# Command line ftp?



## Mac Osxtopus (Aug 26, 2002)

Was wondering if i could use ftp in terminal to upload files to my web space? I don't want to pay for fetch if windows can ftp via internet explorer, so could you tell me how to use ftp via terminal or a free ftp app i could use?


----------



## profx (Aug 26, 2002)

yep easy as

% ftp  user@host.com
it will ask you for your password

ftp> put <drag the file you want to upload to the terminal> <type the place and name of the file you want to store it>


for example to put a file named test.txt that is on your desktop into the root directory of the ftp server and rename it to temp.txt type

ftp <<user>>@<<domain.com>>
<<pass>>
put /Users/<<user>>/Desktop/test.txt /temp.txt

it should give a little read out of its progress when you push return

for more info type "man ftp" at the unix promt


----------



## TBoNe (Aug 26, 2002)

If you have multiple files in a directory to download/upload use mget or mput (m stands for multiple). 

example:    mput *.jpg

   This will upload all the jpeg image files from the current local directory to the current directory on the server. 

Be sure to use the "prompt" command before using this so you won't be asked if you want to upload each file.

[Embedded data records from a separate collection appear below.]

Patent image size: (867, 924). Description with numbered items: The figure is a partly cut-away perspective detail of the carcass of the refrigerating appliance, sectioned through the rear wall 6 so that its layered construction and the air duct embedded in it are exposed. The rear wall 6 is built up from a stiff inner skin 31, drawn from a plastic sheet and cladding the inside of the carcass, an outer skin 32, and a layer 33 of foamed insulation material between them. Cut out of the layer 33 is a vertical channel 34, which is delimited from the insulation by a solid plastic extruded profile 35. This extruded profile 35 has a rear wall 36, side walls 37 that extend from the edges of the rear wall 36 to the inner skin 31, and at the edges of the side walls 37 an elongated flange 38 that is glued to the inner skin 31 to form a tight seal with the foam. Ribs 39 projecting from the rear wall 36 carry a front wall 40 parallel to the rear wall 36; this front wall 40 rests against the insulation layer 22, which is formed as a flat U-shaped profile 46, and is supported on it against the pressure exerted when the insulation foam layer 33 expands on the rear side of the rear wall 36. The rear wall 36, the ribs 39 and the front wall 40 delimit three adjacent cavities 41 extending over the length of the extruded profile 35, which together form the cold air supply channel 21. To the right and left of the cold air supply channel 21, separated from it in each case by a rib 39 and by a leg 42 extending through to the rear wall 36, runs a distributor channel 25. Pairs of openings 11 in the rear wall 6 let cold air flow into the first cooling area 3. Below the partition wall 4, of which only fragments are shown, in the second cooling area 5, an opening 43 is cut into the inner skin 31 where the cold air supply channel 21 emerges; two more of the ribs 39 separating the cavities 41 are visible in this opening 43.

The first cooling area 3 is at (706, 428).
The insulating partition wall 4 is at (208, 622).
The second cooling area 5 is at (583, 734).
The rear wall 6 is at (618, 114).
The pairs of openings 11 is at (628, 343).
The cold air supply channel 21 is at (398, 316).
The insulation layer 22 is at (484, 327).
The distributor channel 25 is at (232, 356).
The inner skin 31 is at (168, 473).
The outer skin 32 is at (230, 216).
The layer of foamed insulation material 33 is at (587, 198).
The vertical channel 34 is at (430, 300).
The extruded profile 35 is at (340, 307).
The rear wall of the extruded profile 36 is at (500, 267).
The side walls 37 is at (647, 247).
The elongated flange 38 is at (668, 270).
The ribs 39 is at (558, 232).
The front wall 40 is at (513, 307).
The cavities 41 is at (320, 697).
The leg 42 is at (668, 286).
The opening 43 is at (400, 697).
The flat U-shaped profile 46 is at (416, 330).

As the previous post said read the man pages "man ftp"
If you are already ftp'd into a server type "help" for a list of available commands.

Good luck!


----------



## hazmat (Aug 26, 2002)

Besides the info you have gotten here, I would highly recommend downloading the ncftp client.  MUCH better and enhanced command line ftp client, and it's free and open source.


----------



## Fahrvergnuugen (Aug 27, 2002)

> _Originally posted by hazmat _
> *Besides the info you have gotten here, I would highly recommend downloading the ncftp client.  MUCH better and enhanced command line ftp client, and it's free and open source. *



and to simplify things, download the package:
ftp://ftp.ncftp.com/ncftp/binaries/

the ftp program "ftp" is the biggest piece of garbage.... apple shouldn't ship OSX with it, the just just alias "ftp" to "ncftp"


----------



## hazmat (Aug 27, 2002)

I just wish ncftp had a version to use ssl, or sftp had more of an ncftp-like interface.  I even use ncftp under win32!


----------